I see this principle at work many times in my professional life. People who write garbled e-mails are rarely good programmers.

I agree, especially about the neglect of capital letters.

One of the most deeply embedded memes in Western culture just now is that being verbal fluency (UPDATE: see comments!) is evidence of dishonesty, that it serves as a mask behind which evil thoughts and plans may be hidden, while mumbling and hesitating when trying to express oneself is evidence of openness, guilelessness and all-round moral excellence, and that complete silence is even better. Think of all those fluent, posh, English actors, who make a handsome living playing Hollywood villains.

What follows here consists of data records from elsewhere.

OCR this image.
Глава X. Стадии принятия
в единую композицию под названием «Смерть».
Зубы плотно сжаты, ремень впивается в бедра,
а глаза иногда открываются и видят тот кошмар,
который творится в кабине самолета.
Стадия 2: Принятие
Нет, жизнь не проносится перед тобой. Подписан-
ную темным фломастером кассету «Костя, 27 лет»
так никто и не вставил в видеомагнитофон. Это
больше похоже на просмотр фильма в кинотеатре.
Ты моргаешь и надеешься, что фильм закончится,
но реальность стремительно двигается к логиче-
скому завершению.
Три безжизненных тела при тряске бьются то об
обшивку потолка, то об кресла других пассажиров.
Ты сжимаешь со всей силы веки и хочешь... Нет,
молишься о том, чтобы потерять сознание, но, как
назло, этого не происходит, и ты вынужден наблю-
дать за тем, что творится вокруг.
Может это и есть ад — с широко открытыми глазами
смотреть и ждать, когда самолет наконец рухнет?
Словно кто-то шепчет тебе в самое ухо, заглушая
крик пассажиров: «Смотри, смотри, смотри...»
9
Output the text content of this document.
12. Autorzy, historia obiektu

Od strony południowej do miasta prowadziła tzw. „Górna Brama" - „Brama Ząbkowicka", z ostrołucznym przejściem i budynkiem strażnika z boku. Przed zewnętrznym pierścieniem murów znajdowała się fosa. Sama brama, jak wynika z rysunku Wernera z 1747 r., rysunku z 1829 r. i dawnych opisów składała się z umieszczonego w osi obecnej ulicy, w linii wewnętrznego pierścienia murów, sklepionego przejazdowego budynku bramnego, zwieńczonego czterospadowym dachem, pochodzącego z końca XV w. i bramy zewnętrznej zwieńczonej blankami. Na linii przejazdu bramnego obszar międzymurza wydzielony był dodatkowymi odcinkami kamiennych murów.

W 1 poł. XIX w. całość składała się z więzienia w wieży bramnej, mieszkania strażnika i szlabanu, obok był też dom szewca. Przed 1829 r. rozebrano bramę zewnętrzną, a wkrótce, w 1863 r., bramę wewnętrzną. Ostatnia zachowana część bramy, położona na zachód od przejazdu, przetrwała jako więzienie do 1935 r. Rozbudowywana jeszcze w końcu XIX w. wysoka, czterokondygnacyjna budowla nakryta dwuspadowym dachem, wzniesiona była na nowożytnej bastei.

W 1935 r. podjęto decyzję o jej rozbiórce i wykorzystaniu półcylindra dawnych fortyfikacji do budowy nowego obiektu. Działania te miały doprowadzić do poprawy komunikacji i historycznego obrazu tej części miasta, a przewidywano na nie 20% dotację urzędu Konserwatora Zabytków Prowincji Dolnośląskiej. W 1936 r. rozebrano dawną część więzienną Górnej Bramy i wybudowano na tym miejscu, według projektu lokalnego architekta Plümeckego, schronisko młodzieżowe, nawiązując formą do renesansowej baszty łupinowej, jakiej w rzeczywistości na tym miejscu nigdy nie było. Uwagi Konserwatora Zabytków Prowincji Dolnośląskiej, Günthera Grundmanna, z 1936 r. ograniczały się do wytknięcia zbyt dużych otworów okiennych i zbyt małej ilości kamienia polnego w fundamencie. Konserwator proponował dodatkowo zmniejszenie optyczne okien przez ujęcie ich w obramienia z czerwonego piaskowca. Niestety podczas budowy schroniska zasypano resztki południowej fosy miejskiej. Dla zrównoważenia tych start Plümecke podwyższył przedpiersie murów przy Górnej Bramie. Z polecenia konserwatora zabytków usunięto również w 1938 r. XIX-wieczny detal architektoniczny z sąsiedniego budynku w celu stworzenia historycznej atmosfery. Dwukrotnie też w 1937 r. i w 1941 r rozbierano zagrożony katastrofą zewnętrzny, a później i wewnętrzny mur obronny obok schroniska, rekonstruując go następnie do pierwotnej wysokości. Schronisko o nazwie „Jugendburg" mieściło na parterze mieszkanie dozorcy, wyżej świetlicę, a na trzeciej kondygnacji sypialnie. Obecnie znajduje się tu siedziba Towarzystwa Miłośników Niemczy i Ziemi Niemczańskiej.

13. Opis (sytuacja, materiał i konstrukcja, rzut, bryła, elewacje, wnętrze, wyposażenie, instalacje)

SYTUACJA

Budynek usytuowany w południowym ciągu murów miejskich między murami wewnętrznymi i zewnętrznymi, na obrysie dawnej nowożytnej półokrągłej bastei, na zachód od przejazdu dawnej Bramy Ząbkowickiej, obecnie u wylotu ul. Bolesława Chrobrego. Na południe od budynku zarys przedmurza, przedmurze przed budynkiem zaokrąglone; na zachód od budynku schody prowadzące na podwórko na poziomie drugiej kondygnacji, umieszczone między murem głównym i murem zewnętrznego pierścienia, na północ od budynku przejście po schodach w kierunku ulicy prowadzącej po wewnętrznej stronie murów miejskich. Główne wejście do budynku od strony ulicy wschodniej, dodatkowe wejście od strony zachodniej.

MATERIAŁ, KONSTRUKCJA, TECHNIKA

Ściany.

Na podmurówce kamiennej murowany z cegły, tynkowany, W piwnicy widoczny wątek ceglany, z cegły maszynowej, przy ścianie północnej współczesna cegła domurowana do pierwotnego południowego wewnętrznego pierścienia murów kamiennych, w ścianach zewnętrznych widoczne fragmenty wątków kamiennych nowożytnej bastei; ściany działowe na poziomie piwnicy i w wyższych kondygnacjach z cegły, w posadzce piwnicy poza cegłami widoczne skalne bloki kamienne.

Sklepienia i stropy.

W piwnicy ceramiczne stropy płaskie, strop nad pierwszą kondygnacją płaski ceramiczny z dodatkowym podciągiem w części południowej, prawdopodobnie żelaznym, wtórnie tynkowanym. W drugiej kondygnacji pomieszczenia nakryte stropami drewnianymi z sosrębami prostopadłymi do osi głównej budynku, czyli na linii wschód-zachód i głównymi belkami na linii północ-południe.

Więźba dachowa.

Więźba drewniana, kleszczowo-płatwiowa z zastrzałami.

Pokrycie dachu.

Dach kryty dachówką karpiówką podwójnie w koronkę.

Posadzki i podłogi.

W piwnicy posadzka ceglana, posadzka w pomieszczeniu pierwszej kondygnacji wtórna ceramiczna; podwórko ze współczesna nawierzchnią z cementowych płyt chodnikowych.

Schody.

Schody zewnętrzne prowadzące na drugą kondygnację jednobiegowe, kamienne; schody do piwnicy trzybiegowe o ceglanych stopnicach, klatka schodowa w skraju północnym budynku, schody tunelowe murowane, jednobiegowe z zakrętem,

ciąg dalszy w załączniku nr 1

And think of their antagonists who let their guns and fists do the talking.

Perhaps this is what causes people deliberately to set aside whatever grasp of grammar that they possess when battling it out on the Internet. They adopt a false pose of mental confusion, in order to seem honest! Complete silence doesn't work in email ratfights, but incoherence is the next best thing if you want to be thought honest and authentic.

Worsnip's point is somewhat different. He is talking about people who can't rather than who won't express themselves grammatically. But the two ideas are pretty closely linked. Anyone who thinks that grammar is wicked is liable to think that computer programming is wicked also and not to want to do that well either.